An executive order seeks to stop federal contractors from retaliating against workers who discuss pay levels, while a presidential memorandum sets up regulations requiring contractors to submit compensation data to the Department of Labor.
A huge difference in earnings
As the above graphic shows, the lifetime effects of the gender pay gap are striking, costing women hundreds of thousands of dollars in lost compensation over their working lives.
The situation isn't getting a whole lot better with the passage of time, either. The education and employment portion of this Census Bureau infographic shows that, in 1940, women earned $0.62 for each male worker's dollar; by 2010, that gap had closed by only a measly $0.12. The current rate cited by Obama seems to indicate that there has been improvement over the past three years, at least.

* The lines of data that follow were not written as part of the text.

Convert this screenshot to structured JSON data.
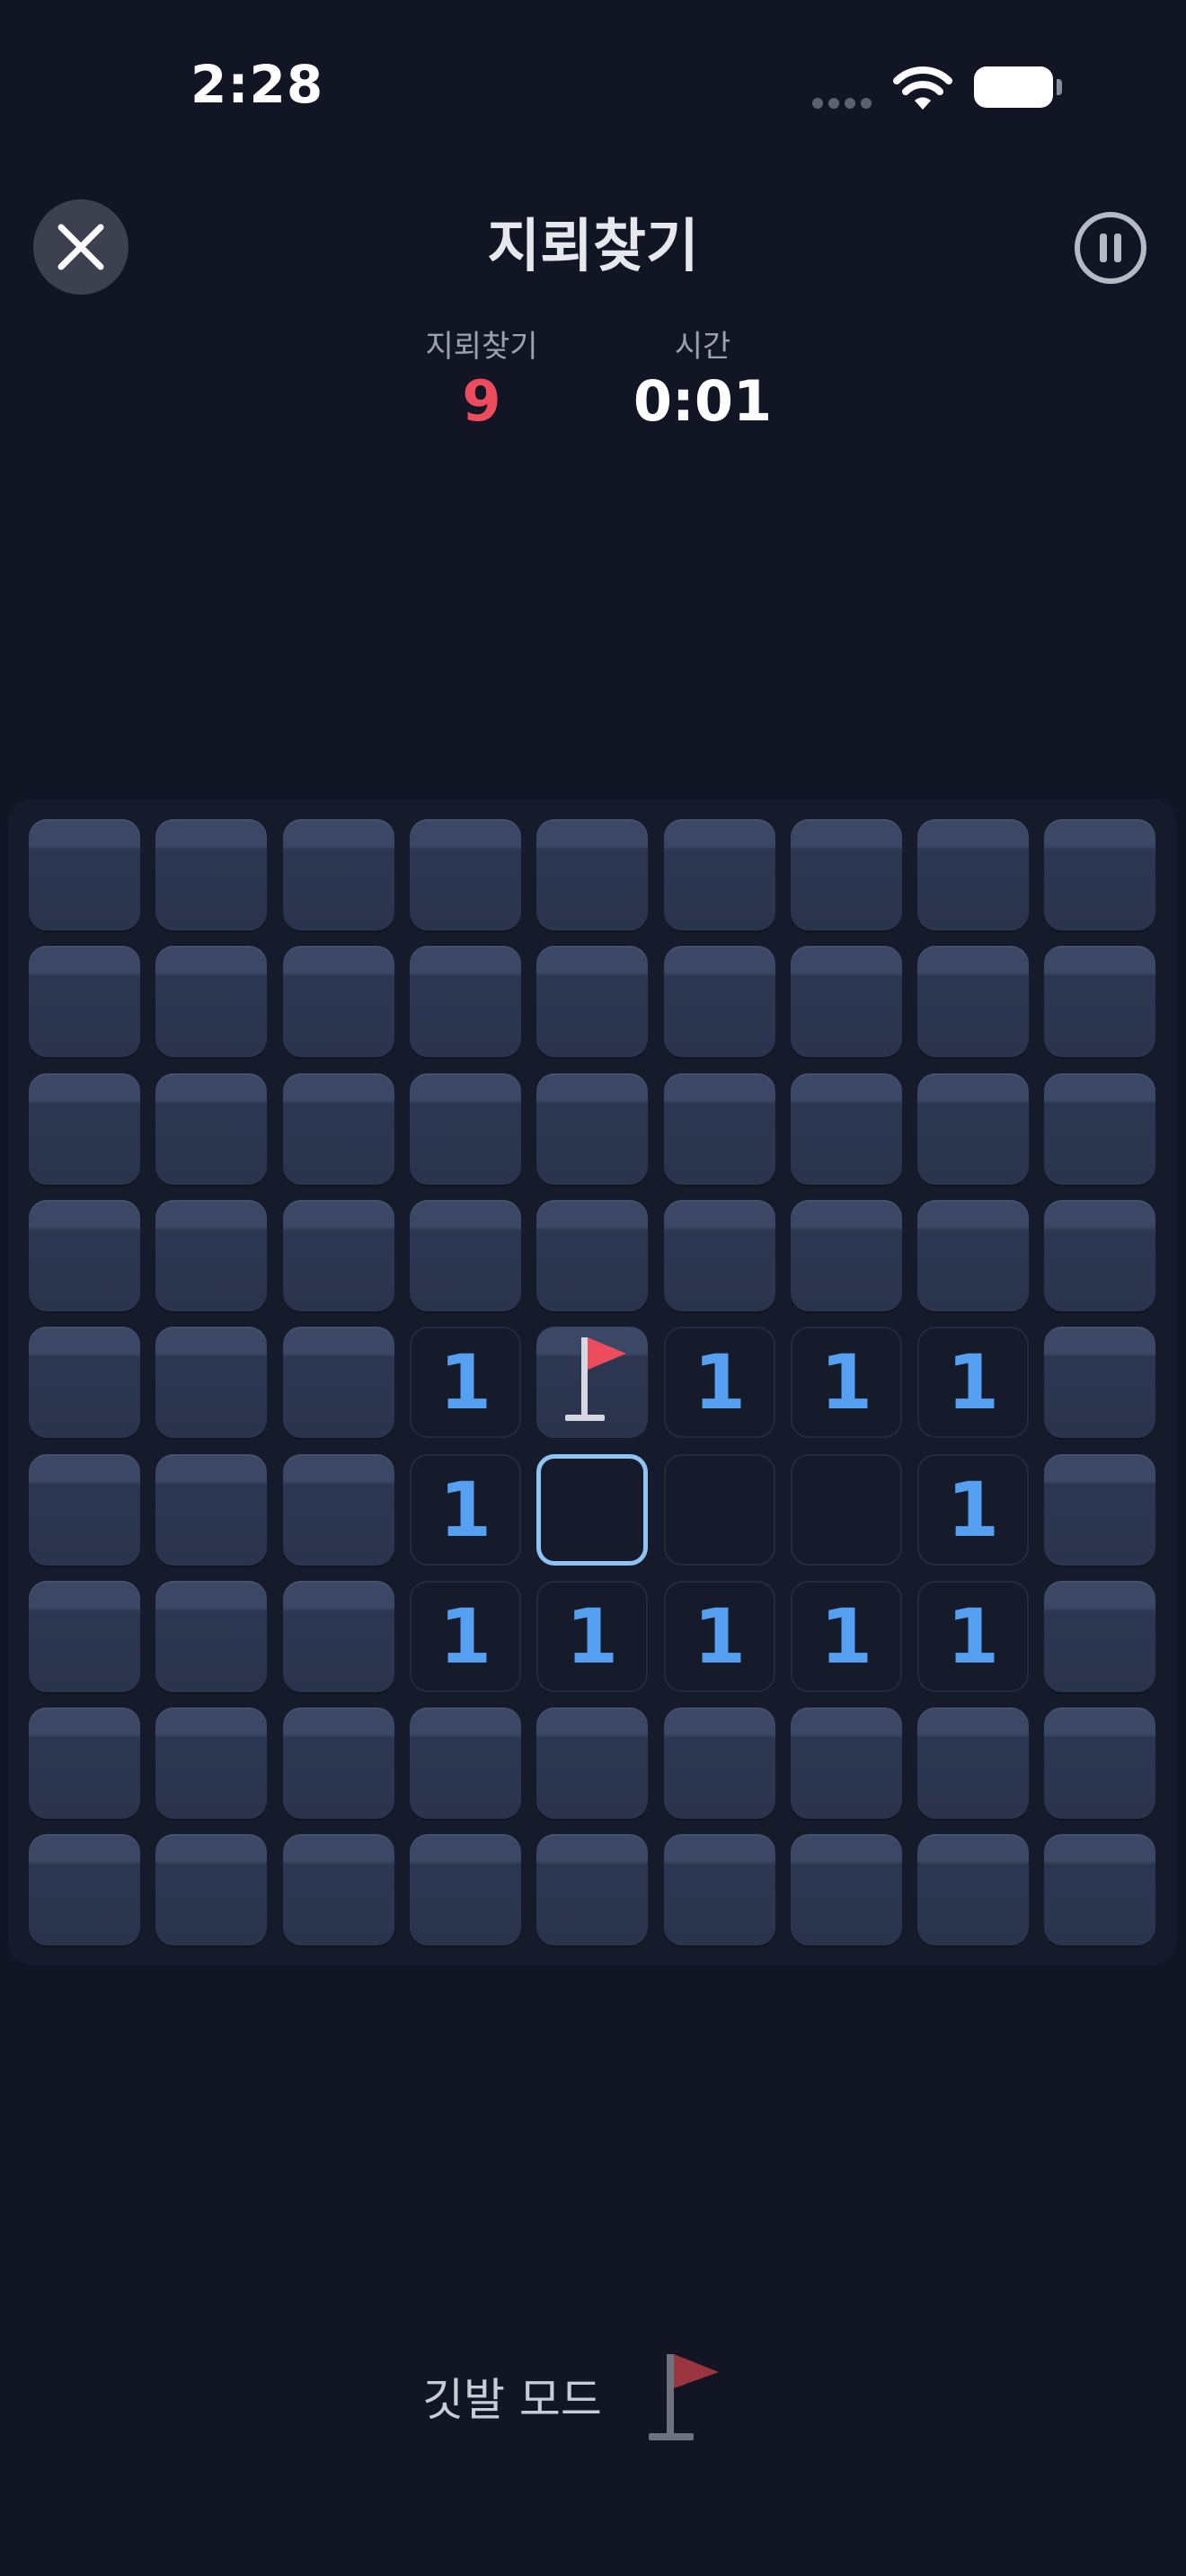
{
  "status_bar": {
    "time": "2:28"
  },
  "header": {
    "title": "지뢰찾기",
    "close_icon": "close-icon",
    "pause_icon": "pause-icon"
  },
  "stats": {
    "mines_label": "지뢰찾기",
    "mines_value": "9",
    "time_label": "시간",
    "time_value": "0:01"
  },
  "board": {
    "rows": 9,
    "cols": 9,
    "cells": [
      [
        "h",
        "h",
        "h",
        "h",
        "h",
        "h",
        "h",
        "h",
        "h"
      ],
      [
        "h",
        "h",
        "h",
        "h",
        "h",
        "h",
        "h",
        "h",
        "h"
      ],
      [
        "h",
        "h",
        "h",
        "h",
        "h",
        "h",
        "h",
        "h",
        "h"
      ],
      [
        "h",
        "h",
        "h",
        "h",
        "h",
        "h",
        "h",
        "h",
        "h"
      ],
      [
        "h",
        "h",
        "h",
        "1",
        "f",
        "1",
        "1",
        "1",
        "h"
      ],
      [
        "h",
        "h",
        "h",
        "1",
        "0",
        "0",
        "0",
        "1",
        "h"
      ],
      [
        "h",
        "h",
        "h",
        "1",
        "1",
        "1",
        "1",
        "1",
        "h"
      ],
      [
        "h",
        "h",
        "h",
        "h",
        "h",
        "h",
        "h",
        "h",
        "h"
      ],
      [
        "h",
        "h",
        "h",
        "h",
        "h",
        "h",
        "h",
        "h",
        "h"
      ]
    ],
    "selected": [
      5,
      4
    ],
    "colors": {
      "number": "#56a0f2",
      "flag": "#ec4c5c",
      "selected_border": "#8ec4f4"
    }
  },
  "footer": {
    "flag_mode_label": "깃발 모드",
    "flag_mode_icon": "flag-icon"
  }
}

It didn't take long for commentators to chime in on this issue, pointing out that the White House itself has a pay gap between the sexes. According to the American Enterprise Institute, political staffers who are female make only $0.88 compared to every dollar earned by male staffers.
Why the discrepancy?
This response by a conservative think tank like AEI is notable in that it does not dispute that a wage gap exists – only that the Obama administration has one, as well. In 2009, the federal U.S. Merit Systems Protection Board pegged the difference at $0.93 for women staffers, versus the $1.00 made by men. If both sets of data are correct, federally employed women seem to be losing ground.
The big question is, of course: Why do women still make so much less money, on average, than men in comparable jobs? Experts have poured forth commentary on this issue, and Obama's press secretary noted that the White House numbers are skewed only because women tend to cluster in lower-level positions. Since census data shows that college graduation rates are essentially the same for women and men, it seems odd that this should be so.
As far as the national wage rate is concerned, some analysts note that women gravitate toward careers in education and health care, which are lower paying than, say, construction and other jobs generally held by men. Also in play is the fact women often have less career experience, since some take time off to raise families. This last issue only explains about 10% of the differential, however – which leaves 40% still unaccounted for.
It seems unlikely a swipe of the presidential pen will change a problem that has persisted for decades, but the conversation is opening up, and that's a start. Pay inequity between the sexes is an issue that has proven to be entrenched in our society – but, with a bright spotlight trained upon it, perhaps it won't take another 70 years to see some noticeable improvement.